¿Qué tan triste y lúgubre habrá lucido la ciudad de La Habana aquel 27 de noviembre de 1871, cuando se firmó la sentencia de los ocho jóvenes estudiantes de Medicina?
Todos casi niños, entre 16 y 21 años; todos patriotas, pero no culpables de los graves delitos que se les adjudicaron. Muchas veces se ha narrado este episodio, y vale la pena repetirlo; porque, a 154 años de distancia, la huella de aquellos jóvenes inocentes se mantiene indeleble.
Días antes del suceso, un grupo de estudiantes de primer año de Medicina aguardaba a su profesor de Anatomía en el anfiteatro del antiguo Asilo de San Dionisio, contiguo al Cementerio de Espada. Para desgracia de los alumnos, el catedrático no llegaría a tiempo.
Ante la demora, decidieron asistir a las prácticas de disección.
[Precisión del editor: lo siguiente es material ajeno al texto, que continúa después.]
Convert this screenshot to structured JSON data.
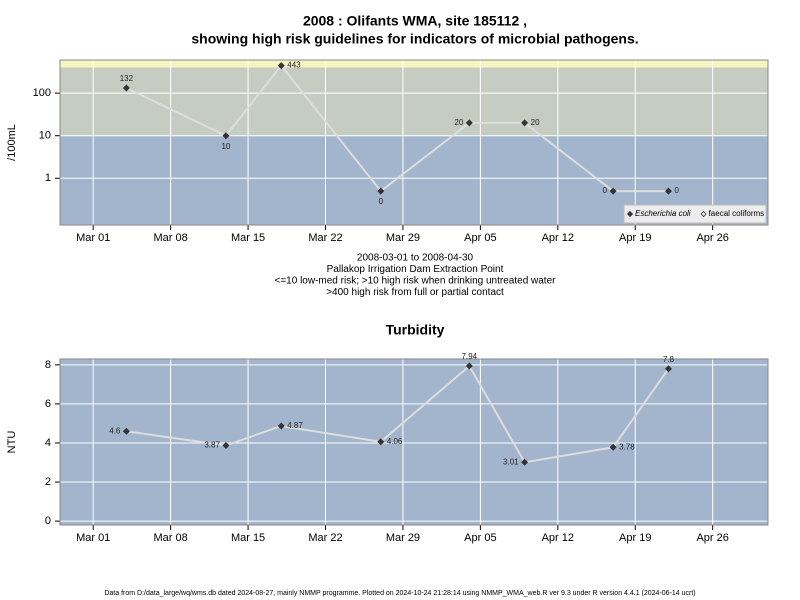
{
  "chart_data": [
    {
      "type": "line",
      "title": "2008 : Olifants WMA, site 185112 ,",
      "subtitle": "showing high risk guidelines for indicators of microbial pathogens.",
      "y_label": "/100mL",
      "log_y": true,
      "x": [
        "2008-03-04",
        "2008-03-13",
        "2008-03-18",
        "2008-03-27",
        "2008-04-04",
        "2008-04-09",
        "2008-04-17",
        "2008-04-22"
      ],
      "series": [
        {
          "name": "Escherichia coli",
          "color": "#333333",
          "line_color": "#dddddd",
          "values": [
            132,
            10,
            443,
            0.5,
            20,
            20,
            0.5,
            0.5
          ],
          "value_labels": [
            "132",
            "10",
            "443",
            "0",
            "20",
            "20",
            "0",
            "0"
          ]
        },
        {
          "name": "faecal coliforms",
          "color": "#333333",
          "line_color": "#dddddd",
          "values": [
            null,
            null,
            null,
            null,
            null,
            null,
            null,
            null
          ]
        }
      ],
      "thresholds": [
        10,
        400
      ],
      "band_colors": [
        "#a2b5cc",
        "#c5cdc2",
        "#f8f4c0"
      ],
      "xlim": [
        "2008-02-27",
        "2008-05-01"
      ],
      "xticks": [
        {
          "value": "2008-03-01",
          "label": "Mar 01"
        },
        {
          "value": "2008-03-08",
          "label": "Mar 08"
        },
        {
          "value": "2008-03-15",
          "label": "Mar 15"
        },
        {
          "value": "2008-03-22",
          "label": "Mar 22"
        },
        {
          "value": "2008-03-29",
          "label": "Mar 29"
        },
        {
          "value": "2008-04-05",
          "label": "Apr 05"
        },
        {
          "value": "2008-04-12",
          "label": "Apr 12"
        },
        {
          "value": "2008-04-19",
          "label": "Apr 19"
        },
        {
          "value": "2008-04-26",
          "label": "Apr 26"
        }
      ],
      "ylim": [
        0.08,
        600
      ],
      "yticks": [
        1,
        10,
        100
      ],
      "grid": true,
      "legend": "bottom right",
      "notes": [
        "2008-03-01 to 2008-04-30",
        "Pallakop Irrigation Dam Extraction Point",
        "<=10 low-med risk; >10 high risk when drinking untreated water",
        ">400 high risk from full or partial contact"
      ]
    },
    {
      "type": "line",
      "title": "Turbidity",
      "y_label": "NTU",
      "log_y": false,
      "x": [
        "2008-03-04",
        "2008-03-13",
        "2008-03-18",
        "2008-03-27",
        "2008-04-04",
        "2008-04-09",
        "2008-04-17",
        "2008-04-22"
      ],
      "series": [
        {
          "color": "#333333",
          "line_color": "#dddddd",
          "values": [
            4.6,
            3.87,
            4.87,
            4.06,
            7.94,
            3.01,
            3.78,
            7.8
          ]
        }
      ],
      "band_colors": [
        "#a2b5cc"
      ],
      "xlim": [
        "2008-02-27",
        "2008-05-01"
      ],
      "xticks": [
        {
          "value": "2008-03-01",
          "label": "Mar 01"
        },
        {
          "value": "2008-03-08",
          "label": "Mar 08"
        },
        {
          "value": "2008-03-15",
          "label": "Mar 15"
        },
        {
          "value": "2008-03-22",
          "label": "Mar 22"
        },
        {
          "value": "2008-03-29",
          "label": "Mar 29"
        },
        {
          "value": "2008-04-05",
          "label": "Apr 05"
        },
        {
          "value": "2008-04-12",
          "label": "Apr 12"
        },
        {
          "value": "2008-04-19",
          "label": "Apr 19"
        },
        {
          "value": "2008-04-26",
          "label": "Apr 26"
        }
      ],
      "ylim": [
        -0.2,
        8.3
      ],
      "yticks": [
        0,
        2,
        4,
        6,
        8
      ],
      "grid": true
    }
  ],
  "footer": "Data from D:/data_large/wq/wms.db dated 2024-08-27, mainly NMMP programme. Plotted on 2024-10-24 21:28:14 using NMMP_WMA_web.R ver 9.3 under R version 4.4.1 (2024-06-14 ucrt)"
}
Algunos entraron en el cementerio y recorrieron sus terrenos, lo cual no constituía una prohibición. Anacleto Bermúdez, Ángel Laborde, José de Marcos y Medina, y Juan Pascual Rodríguez dieron vueltas, subidos al carro destinado a transportar los cadáveres. Aquel acto baladí sería su sentencia de muerte.
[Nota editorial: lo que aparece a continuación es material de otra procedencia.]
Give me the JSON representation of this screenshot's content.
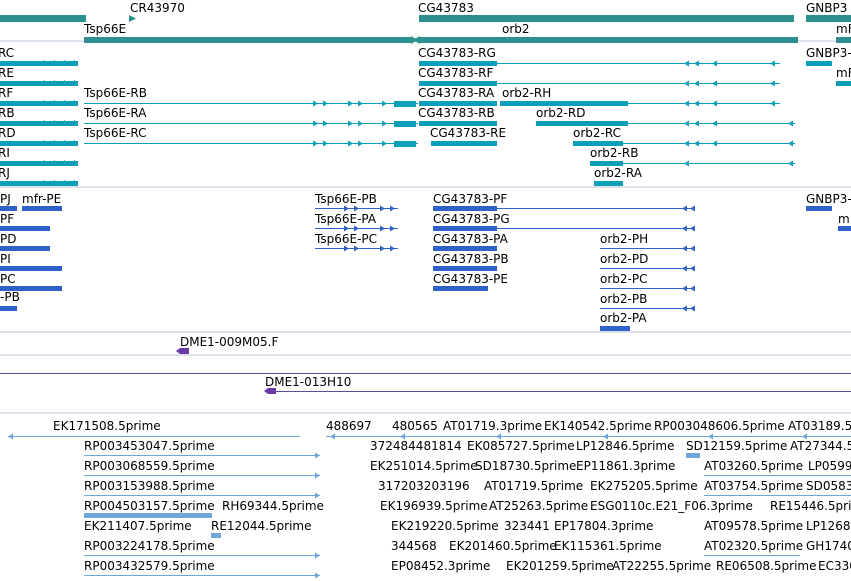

Entre ellos, un niño de 16 años que tomó una rosa del jardín del cementerio. Una flor –tan solo una flor– le costó la vida a Alonso Álvarez de la Campa. Desde ese instante, el destino de aquellos cinco estudiantes quedó sellado. ¿La acusación?: haber rayado el nicho de Gonzalo de Castañón, en vida predicador del exterminio de los cubanos, al servicio de la Corona española. Evidencias probaban que esas rayas databan de mucho antes. ¿Acaso era su existencia motivo suficiente para derramar sangre inocente?
Los otros tres fueron escogidos al azar: Eladio González y Toledo, Carlos Augusto de la Torre y Carlos Verdugo, quien ni siquiera se encontraba en La Habana cuando ocurrieron los hechos.
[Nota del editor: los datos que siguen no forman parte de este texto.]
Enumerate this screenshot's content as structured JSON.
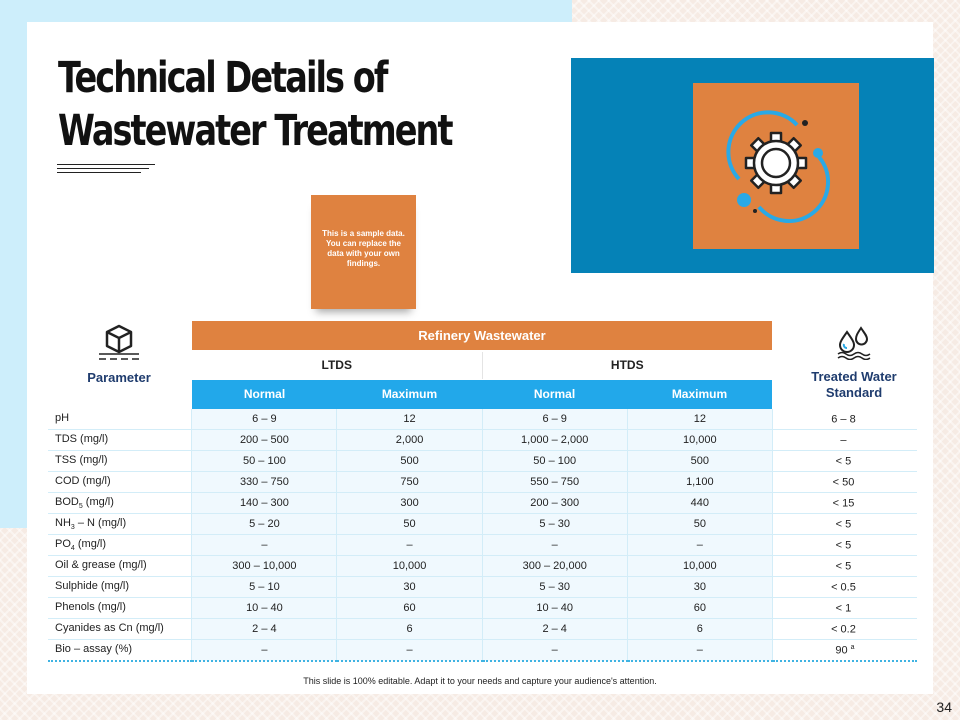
{
  "slide": {
    "title_line1": "Technical Details of",
    "title_line2": "Wastewater Treatment",
    "note": "This is a sample data. You can replace the data with your own findings.",
    "footer": "This slide is 100% editable. Adapt it to your needs and capture your audience's attention.",
    "page_number": "34",
    "hero_icon": "gear-cycle-icon"
  },
  "table": {
    "param_header": "Parameter",
    "param_icon": "cube-icon",
    "group_header": "Refinery Wastewater",
    "subgroups": [
      "LTDS",
      "HTDS"
    ],
    "columns": [
      "Normal",
      "Maximum",
      "Normal",
      "Maximum"
    ],
    "standard_header_line1": "Treated Water",
    "standard_header_line2": "Standard",
    "standard_icon": "water-drops-icon",
    "rows": [
      {
        "param": "pH",
        "sub": "",
        "unit": "",
        "v": [
          "6 – 9",
          "12",
          "6 – 9",
          "12"
        ],
        "std": "6 – 8",
        "std_sup": ""
      },
      {
        "param": "TDS (mg/l)",
        "sub": "",
        "unit": "",
        "v": [
          "200 – 500",
          "2,000",
          "1,000 – 2,000",
          "10,000"
        ],
        "std": "–",
        "std_sup": ""
      },
      {
        "param": "TSS (mg/l)",
        "sub": "",
        "unit": "",
        "v": [
          "50 – 100",
          "500",
          "50 – 100",
          "500"
        ],
        "std": "< 5",
        "std_sup": ""
      },
      {
        "param": "COD (mg/l)",
        "sub": "",
        "unit": "",
        "v": [
          "330 – 750",
          "750",
          "550 – 750",
          "1,100"
        ],
        "std": "< 50",
        "std_sup": ""
      },
      {
        "param": "BOD",
        "sub": "5",
        "unit": " (mg/l)",
        "v": [
          "140 – 300",
          "300",
          "200 – 300",
          "440"
        ],
        "std": "< 15",
        "std_sup": ""
      },
      {
        "param": "NH",
        "sub": "3",
        "unit": " – N (mg/l)",
        "v": [
          "5 – 20",
          "50",
          "5 – 30",
          "50"
        ],
        "std": "< 5",
        "std_sup": ""
      },
      {
        "param": "PO",
        "sub": "4",
        "unit": " (mg/l)",
        "v": [
          "–",
          "–",
          "–",
          "–"
        ],
        "std": "< 5",
        "std_sup": ""
      },
      {
        "param": "Oil & grease (mg/l)",
        "sub": "",
        "unit": "",
        "v": [
          "300 – 10,000",
          "10,000",
          "300 – 20,000",
          "10,000"
        ],
        "std": "< 5",
        "std_sup": ""
      },
      {
        "param": "Sulphide (mg/l)",
        "sub": "",
        "unit": "",
        "v": [
          "5 – 10",
          "30",
          "5 – 30",
          "30"
        ],
        "std": "< 0.5",
        "std_sup": ""
      },
      {
        "param": "Phenols (mg/l)",
        "sub": "",
        "unit": "",
        "v": [
          "10 – 40",
          "60",
          "10 – 40",
          "60"
        ],
        "std": "< 1",
        "std_sup": ""
      },
      {
        "param": "Cyanides as Cn (mg/l)",
        "sub": "",
        "unit": "",
        "v": [
          "2 – 4",
          "6",
          "2 – 4",
          "6"
        ],
        "std": "< 0.2",
        "std_sup": ""
      },
      {
        "param": "Bio – assay (%)",
        "sub": "",
        "unit": "",
        "v": [
          "–",
          "–",
          "–",
          "–"
        ],
        "std": "90",
        "std_sup": "a"
      }
    ]
  },
  "colors": {
    "orange": "#df8240",
    "blue": "#0582b7",
    "light_blue": "#22a8ea",
    "navy": "#1f3c6e"
  }
}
Clamó el cielo por sus vidas, tronchadas en plena juventud. Morían, en tanto, sus madres de dolor y sus padres de impotencia. A los ocho, se sumó la sangre abakuá de cinco valientes hombres que intentaron rescatar a los estudiantes, y ellos también tenían una familia.
Sonó al fin una descarga de fusilería, se repitió tres veces, era el 27 de noviembre, a las cuatro y veinte minutos de la tarde. «¡Dolor tremendo, inconcebible dolor, oprimió nuestros corazones!». Era el dolor de la Patria, que hoy recuerda el temor humano de aquellos jóvenes cuando momentos antes de su muerte seguían sin entender por qué se les acusaba.